Dish Network claims cable TV is a real boar |

Dish Network claims cable TV is a real boar

The competition to win over television service customers in Glenwood Springs got down and dirty Wednesday as Dish Network took aim at what it calls the “cable pig.”

Promoters for the satellite dish TV service inflated a 22-foot-long, 16-foot-tall pig balloon beside Grand Avenue in downtown Glenwood Springs, handed out ham sandwiches and Dish Network T-shirts, and waved signs stating, “Cable rates are piggish.”

Dish Network’s campaign, Stop Feeding the Cable Pig, is seeking to make the most of rising cable rates, and what it considers the increasing affordability of satellite TV by comparison.

“We’ve inflated the pig in Glenwood Springs to show the inflated prices,” said Adam Kucera, a Dish Network sales manager whose territory includes Colorado.

It’s part of a nationwide tour for the pig, which has hoofed it all the way to the West Coast and is headed to New York state.

Comcast, which has the cable franchise for Glenwood Springs, is less than amused by Dish Network’s barnstorming marketing tour.

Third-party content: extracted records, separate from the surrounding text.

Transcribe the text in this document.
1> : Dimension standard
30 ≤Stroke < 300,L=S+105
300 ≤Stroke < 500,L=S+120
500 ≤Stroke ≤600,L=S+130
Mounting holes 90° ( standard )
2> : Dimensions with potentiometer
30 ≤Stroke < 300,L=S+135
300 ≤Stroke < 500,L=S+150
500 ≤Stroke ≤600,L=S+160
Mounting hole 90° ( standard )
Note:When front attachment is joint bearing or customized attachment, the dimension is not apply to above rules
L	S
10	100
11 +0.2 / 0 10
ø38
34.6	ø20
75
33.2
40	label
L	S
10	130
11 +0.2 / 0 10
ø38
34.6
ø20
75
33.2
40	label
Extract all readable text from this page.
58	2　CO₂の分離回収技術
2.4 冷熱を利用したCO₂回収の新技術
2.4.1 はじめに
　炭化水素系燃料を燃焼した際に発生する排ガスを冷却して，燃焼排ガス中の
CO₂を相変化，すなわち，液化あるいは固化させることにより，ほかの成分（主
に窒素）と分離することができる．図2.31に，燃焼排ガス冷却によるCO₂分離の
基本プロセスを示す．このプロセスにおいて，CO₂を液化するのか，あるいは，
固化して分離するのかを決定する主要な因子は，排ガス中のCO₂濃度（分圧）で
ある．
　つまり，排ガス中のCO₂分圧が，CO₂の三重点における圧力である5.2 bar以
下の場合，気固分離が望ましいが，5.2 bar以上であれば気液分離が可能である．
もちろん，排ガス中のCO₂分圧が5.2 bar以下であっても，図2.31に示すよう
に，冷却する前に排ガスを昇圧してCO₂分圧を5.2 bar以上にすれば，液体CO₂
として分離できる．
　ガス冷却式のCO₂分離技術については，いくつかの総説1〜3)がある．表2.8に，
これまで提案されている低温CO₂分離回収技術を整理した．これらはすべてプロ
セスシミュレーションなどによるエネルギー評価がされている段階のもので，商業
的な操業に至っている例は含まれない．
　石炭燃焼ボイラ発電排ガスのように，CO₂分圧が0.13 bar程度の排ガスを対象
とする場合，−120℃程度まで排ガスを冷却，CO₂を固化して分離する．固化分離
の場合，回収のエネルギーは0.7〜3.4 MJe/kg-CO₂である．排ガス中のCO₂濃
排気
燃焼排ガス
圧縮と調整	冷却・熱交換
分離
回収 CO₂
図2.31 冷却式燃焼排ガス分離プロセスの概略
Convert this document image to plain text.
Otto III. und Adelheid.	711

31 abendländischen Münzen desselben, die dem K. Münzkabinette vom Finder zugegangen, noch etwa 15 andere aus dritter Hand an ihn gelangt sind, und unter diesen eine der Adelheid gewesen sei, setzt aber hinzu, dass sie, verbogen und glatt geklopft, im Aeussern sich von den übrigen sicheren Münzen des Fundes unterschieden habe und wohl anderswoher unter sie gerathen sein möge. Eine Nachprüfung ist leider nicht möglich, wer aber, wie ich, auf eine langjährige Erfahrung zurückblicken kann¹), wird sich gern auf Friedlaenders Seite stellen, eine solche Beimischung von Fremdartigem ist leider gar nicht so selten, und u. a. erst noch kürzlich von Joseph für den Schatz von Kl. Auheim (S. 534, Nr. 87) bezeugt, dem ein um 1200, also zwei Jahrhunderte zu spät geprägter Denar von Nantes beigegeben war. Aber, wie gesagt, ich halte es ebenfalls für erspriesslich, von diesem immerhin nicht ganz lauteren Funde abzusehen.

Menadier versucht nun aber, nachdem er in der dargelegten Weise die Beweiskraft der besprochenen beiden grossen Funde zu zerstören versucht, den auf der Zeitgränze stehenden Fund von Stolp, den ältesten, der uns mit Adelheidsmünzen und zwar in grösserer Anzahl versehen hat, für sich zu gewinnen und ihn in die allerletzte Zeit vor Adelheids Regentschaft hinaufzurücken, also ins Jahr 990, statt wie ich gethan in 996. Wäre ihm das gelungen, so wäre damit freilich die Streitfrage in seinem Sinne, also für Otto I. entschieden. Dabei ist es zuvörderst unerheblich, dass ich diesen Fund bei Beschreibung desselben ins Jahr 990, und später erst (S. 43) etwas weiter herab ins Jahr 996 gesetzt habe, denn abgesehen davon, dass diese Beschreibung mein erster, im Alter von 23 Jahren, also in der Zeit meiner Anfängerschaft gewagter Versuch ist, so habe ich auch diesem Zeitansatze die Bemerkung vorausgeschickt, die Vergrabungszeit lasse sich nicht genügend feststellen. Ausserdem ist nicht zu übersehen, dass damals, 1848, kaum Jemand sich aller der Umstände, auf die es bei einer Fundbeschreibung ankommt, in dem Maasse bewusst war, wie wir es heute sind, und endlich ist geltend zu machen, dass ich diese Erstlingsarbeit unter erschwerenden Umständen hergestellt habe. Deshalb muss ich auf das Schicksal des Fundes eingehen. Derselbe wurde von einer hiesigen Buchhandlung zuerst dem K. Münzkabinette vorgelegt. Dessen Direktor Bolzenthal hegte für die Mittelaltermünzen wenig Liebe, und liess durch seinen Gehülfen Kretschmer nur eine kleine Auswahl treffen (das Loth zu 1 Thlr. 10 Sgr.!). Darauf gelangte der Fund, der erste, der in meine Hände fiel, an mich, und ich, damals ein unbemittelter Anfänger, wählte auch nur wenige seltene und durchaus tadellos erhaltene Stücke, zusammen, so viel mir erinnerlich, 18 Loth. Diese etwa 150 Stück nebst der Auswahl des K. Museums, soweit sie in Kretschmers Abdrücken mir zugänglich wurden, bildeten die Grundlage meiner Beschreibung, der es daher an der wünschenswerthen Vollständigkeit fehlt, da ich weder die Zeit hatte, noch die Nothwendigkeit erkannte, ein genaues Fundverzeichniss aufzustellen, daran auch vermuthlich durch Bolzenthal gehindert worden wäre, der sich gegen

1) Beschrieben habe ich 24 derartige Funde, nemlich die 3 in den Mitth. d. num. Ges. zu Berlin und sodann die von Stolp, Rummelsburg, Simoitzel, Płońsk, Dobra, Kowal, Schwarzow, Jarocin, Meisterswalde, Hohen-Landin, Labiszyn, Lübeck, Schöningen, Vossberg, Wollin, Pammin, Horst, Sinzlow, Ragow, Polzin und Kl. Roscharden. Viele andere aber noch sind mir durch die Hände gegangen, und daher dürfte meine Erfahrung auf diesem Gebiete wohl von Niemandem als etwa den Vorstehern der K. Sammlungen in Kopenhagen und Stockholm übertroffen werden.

“While we continue to grow our customer base, the competition has resorted to mudslinging,” said Tiffany Payne, a Comcast spokesperson in Colorado.

Bernie Beckel thinks Dish Network is merely pointing out the truth about the rising cost of cable. He’s a systems administrator at Crimson Wireless/ETech Connect, which is an outlet for Dish Network and was playing host to the pig Wednesday at its Grand Avenue office. He said sales of the Dish Network service have increased significantly in the last three to four months.

At the start of the year, Comcast raised the rate for its standard cable package by 6.4 percent in Glenwood. That follows a rate hike a year earlier that boosted cable prices by more than 20 percent, or $6.80 per month, for some Glenwood subscribers.

The city has fielded complaints about the rising costs of cable. In an effort to stabilize rates, the city may partner with a local company to compete with Comcast for the franchise agreement when Comcast’s agreement runs out next year, City Manager Mike Copp said in December.

Comcast’s basic service in Glenwood now costs $14.33 per month.

Dish Network prices start at $29.99 a month for 60 channels ” about the same number as Comcast’s $42.99 standard package.

Cable companies once had a pricing edge in that they didn’t require long-term contracts or an up-front purchase of equipment as dish systems did.

But Dish Network has dropped both of those requirements. Kucera said the company does charge an activation fee, but the customer is credited for it at the time of the first billing.

Dish Network’s pitch was enough to interest some passersby Wednesday.

Max Parks of Glenwood is a cable customer who doesn’t watch much TV.

“The only reason I have cable is because it’s included in the rent,” he said.

But his dad is planning on getting cable soon, and Parks said he planned to give him a heads-up about Dish Network.

James Sweeney, a Web site promoter at Blizzard Internet Marketing, strolled across the street from his workplace Wednesday to check out the big pig, and what Dish Network has to offer. He said he’s ready to go from cable TV to dish service.

“For the same price, I can get twice the channels,” he said. “The only reason I haven’t switched yet is pure laziness.”

While cable rates have been rising, Sweeney said that for him it’s as much a matter of the cost of satellite TV coming down and becoming more competitive with cable.

Comcast’s Payne doesn’t disagree.

“I think Colorado has a competitive marketplace,” she said.

Part of Comcast’s strategy in remaining competitive has been to invest $400 million in upgrades in the state over the last few years to upgrade its services. That has allowed it to offer digital cable and high-speed Internet, and it also is working on introducing video on demand and service for high-definition televisions.

Comcast has cited this investment as a reason for having to raise rates. But Payne said the investment is paying off in an increased customer base. Comcast now has 680,000 customers in the state, Payne said.

Cable also doesn’t charge extra for local channels, and its service isn’t affected by the weather the way dish service sometimes is, she said.

“The picture, the quality cable provides, we believe we bring a lot to our customers, a lot of value,” she said.

While Comcast may lose Sweeney as a cable TV customer, he said he will remain a faithful subscriber to its high-speed Internet service.

“They’re the best. No one can compete on speed,” he said.

Payne said Comcast’s high-speed Internet service is about twice as fast as standard DSL service, and an upgrade scheduled to go into effect next week will make it four times as fast.

“It’s been a huge part of the market,” she said of the service.

Meanwhile, Comcast is countering Dish Network’s pig campaign with a program inviting satellite TV customers to switch to cable. Comcast will remove a new customer’s dish for free and offer a $400 credit against a cable package.

Under the program, Comcast has collected about 11,300 dishes in Colorado since 2000, Payne said.

And a note from Payne: No animals were used in the promoting of this program.